Limites des prêts gouvernementaux
Les premières banques centrales ont été créées pour aider à garantir le financement des gouvernements en guerre. Mais aujourd’hui, limiter les prêts aux gouvernements est essentiel pour protéger la stabilité des prix contre des dépenses budgétaires insoutenables.
L’histoire est parsemée des conséquences de ne pas le faire. Par exemple, dans les années 1960 et 1970, les banques centrales d’Amérique latine ont imprimé de la monnaie pour soutenir les objectifs de dépenses de leurs gouvernements. Mais cela a entraîné une inflation massive sans garantir la croissance ni la stabilité politique.

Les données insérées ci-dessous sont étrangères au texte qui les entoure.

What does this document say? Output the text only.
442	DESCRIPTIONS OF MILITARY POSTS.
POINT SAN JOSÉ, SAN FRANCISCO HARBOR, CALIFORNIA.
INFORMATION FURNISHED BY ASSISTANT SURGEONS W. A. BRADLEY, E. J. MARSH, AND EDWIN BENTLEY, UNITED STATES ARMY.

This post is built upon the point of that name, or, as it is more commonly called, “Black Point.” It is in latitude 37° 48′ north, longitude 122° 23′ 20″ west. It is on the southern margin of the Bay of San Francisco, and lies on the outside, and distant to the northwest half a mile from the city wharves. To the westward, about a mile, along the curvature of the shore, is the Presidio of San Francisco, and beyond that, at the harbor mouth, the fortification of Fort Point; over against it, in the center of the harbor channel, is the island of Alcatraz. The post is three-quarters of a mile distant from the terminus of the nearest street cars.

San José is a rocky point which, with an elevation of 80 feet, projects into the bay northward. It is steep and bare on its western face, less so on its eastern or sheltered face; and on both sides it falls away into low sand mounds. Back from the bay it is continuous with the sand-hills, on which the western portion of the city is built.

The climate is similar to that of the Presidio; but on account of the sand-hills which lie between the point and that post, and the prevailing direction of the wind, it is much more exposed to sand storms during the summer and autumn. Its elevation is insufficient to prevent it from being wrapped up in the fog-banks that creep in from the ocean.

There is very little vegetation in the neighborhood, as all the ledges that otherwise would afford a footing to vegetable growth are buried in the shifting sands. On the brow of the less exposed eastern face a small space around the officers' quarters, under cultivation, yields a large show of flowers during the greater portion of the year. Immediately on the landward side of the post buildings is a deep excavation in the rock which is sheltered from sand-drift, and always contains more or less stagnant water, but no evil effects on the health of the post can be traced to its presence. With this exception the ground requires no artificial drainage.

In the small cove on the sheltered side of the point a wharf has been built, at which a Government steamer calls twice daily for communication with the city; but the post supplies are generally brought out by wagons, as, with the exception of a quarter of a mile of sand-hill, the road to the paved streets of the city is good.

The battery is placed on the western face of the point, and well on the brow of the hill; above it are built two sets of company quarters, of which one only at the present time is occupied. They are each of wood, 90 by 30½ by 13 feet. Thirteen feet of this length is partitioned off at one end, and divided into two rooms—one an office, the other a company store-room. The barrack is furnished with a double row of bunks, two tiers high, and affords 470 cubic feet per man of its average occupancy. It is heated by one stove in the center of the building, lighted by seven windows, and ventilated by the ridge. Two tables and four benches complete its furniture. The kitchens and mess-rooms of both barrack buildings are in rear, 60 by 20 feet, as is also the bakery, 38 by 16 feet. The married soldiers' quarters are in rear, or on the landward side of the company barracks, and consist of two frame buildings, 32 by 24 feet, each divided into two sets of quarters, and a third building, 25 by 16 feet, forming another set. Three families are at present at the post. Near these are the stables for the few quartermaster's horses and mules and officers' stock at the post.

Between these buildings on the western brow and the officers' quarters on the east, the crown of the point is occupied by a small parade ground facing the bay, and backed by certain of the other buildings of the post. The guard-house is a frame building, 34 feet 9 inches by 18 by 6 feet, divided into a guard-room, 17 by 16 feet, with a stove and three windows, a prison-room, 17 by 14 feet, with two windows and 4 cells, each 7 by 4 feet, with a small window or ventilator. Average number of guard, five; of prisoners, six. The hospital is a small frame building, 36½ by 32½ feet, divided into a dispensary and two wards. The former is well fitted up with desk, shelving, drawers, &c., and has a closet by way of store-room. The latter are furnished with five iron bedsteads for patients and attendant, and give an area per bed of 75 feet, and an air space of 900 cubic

Aujourd’hui, les limites imposées aux prêts sont fortement associées à une inflation plus faible dans les pays en développement. Et les banques centrales jouissant d’un haut niveau d’indépendance peuvent rejeter les demandes de financement d’un gouvernement ou dicter les conditions des prêts.

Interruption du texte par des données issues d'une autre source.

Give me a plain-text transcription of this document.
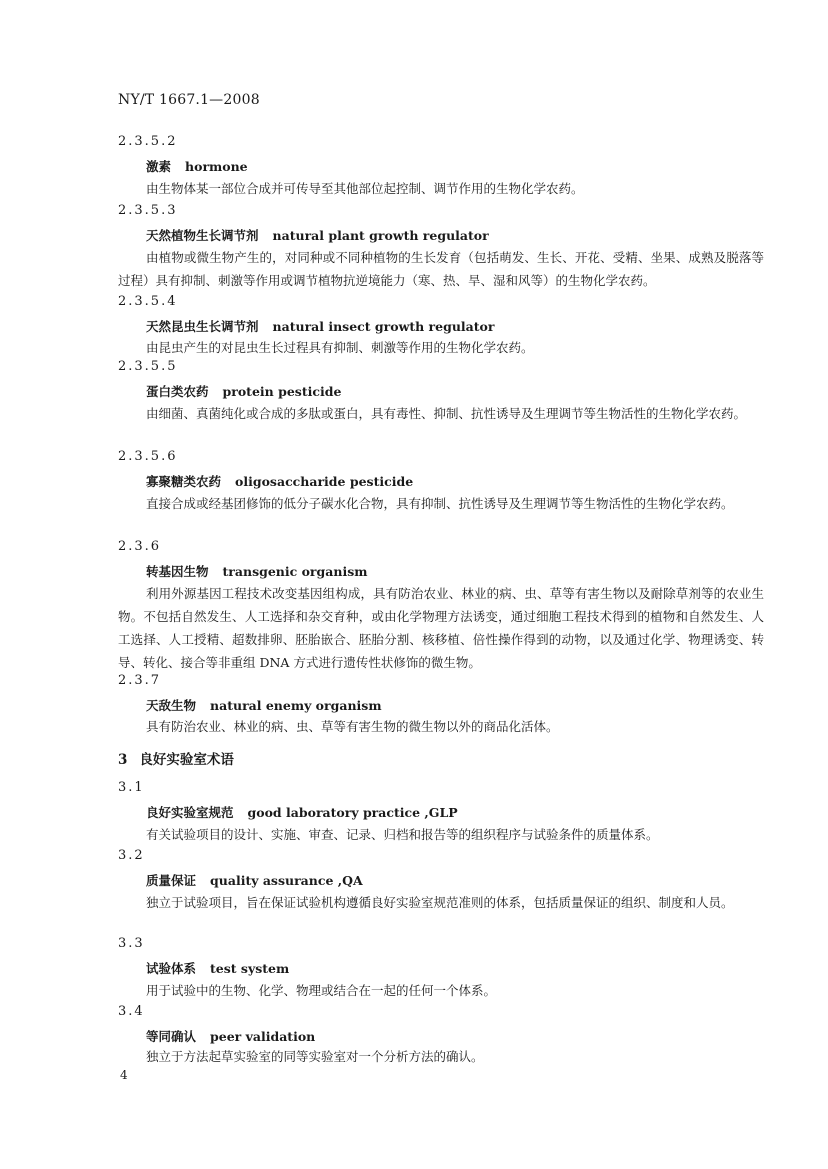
NY/T 1667.1—2008
2.3.5.2
激素 hormone
由生物体某一部位合成并可传导至其他部位起控制、调节作用的生物化学农药。
2.3.5.3
天然植物生长调节剂 natural plant growth regulator
由植物或微生物产生的，对同种或不同种植物的生长发育（包括萌发、生长、开花、受精、坐果、成熟及脱落等过程）具有抑制、刺激等作用或调节植物抗逆境能力（寒、热、旱、湿和风等）的生物化学农药。
2.3.5.4
天然昆虫生长调节剂 natural insect growth regulator
由昆虫产生的对昆虫生长过程具有抑制、刺激等作用的生物化学农药。
2.3.5.5
蛋白类农药 protein pesticide
由细菌、真菌纯化或合成的多肽或蛋白，具有毒性、抑制、抗性诱导及生理调节等生物活性的生物化学农药。
2.3.5.6
寡聚糖类农药 oligosaccharide pesticide
直接合成或经基团修饰的低分子碳水化合物，具有抑制、抗性诱导及生理调节等生物活性的生物化学农药。
2.3.6
转基因生物 transgenic organism
利用外源基因工程技术改变基因组构成，具有防治农业、林业的病、虫、草等有害生物以及耐除草剂等的农业生物。不包括自然发生、人工选择和杂交育种，或由化学物理方法诱变，通过细胞工程技术得到的植物和自然发生、人工选择、人工授精、超数排卵、胚胎嵌合、胚胎分割、核移植、倍性操作得到的动物，以及通过化学、物理诱变、转导、转化、接合等非重组 DNA 方式进行遗传性状修饰的微生物。
2.3.7
天敌生物 natural enemy organism
具有防治农业、林业的病、虫、草等有害生物的微生物以外的商品化活体。
3 良好实验室术语
3.1
良好实验室规范 good laboratory practice ,GLP
有关试验项目的设计、实施、审查、记录、归档和报告等的组织程序与试验条件的质量体系。
3.2
质量保证 quality assurance ,QA
独立于试验项目，旨在保证试验机构遵循良好实验室规范准则的体系，包括质量保证的组织、制度和人员。
3.3
试验体系 test system
用于试验中的生物、化学、物理或结合在一起的任何一个体系。
3.4
等同确认 peer validation
独立于方法起草实验室的同等实验室对一个分析方法的确认。
4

Pourtant, au cours des deux dernières décennies, près de 40 pays ont rendu leurs banques centrales moins capables de limiter le financement du gouvernement central. Dans les exemples les plus extrêmes – comme en Biélorussie, en Équateur ou même en Nouvelle-Zélande – ils ont transformé la banque centrale en un financier potentiel pour le gouvernement.
Les banquiers centraux comme boucs émissaires
Ces dernières années, les gouvernements ont tenté d’influencer les banques centrales en faisant pression pour une baisse des taux d’intérêt, en faisant des déclarations critiquant la politique des banques ou en appelant à des réunions avec les dirigeants des banques centrales.
Dans le même temps, les responsables politiques ont imputé aux mêmes banquiers centraux un certain nombre de défaillances perçues : leur manque d’anticipation des chocs économiques tels que la crise financière de 2007-2009 ; dépasser leur autorité avec l’assouplissement quantitatif ; et créer des inégalités ou une instabilité massives tout en essayant de sauver le secteur financier.
Et depuis le milieu de l’année 2021, les grandes banques centrales luttent pour maintenir l’inflation à un niveau bas, ce qui soulève des questions de la part des politiciens populistes et antidémocratiques sur les mérites d’une relation sans lien de dépendance.
Mais réduire l’indépendance des banques centrales est une voie historiquement sûre vers une inflation élevée.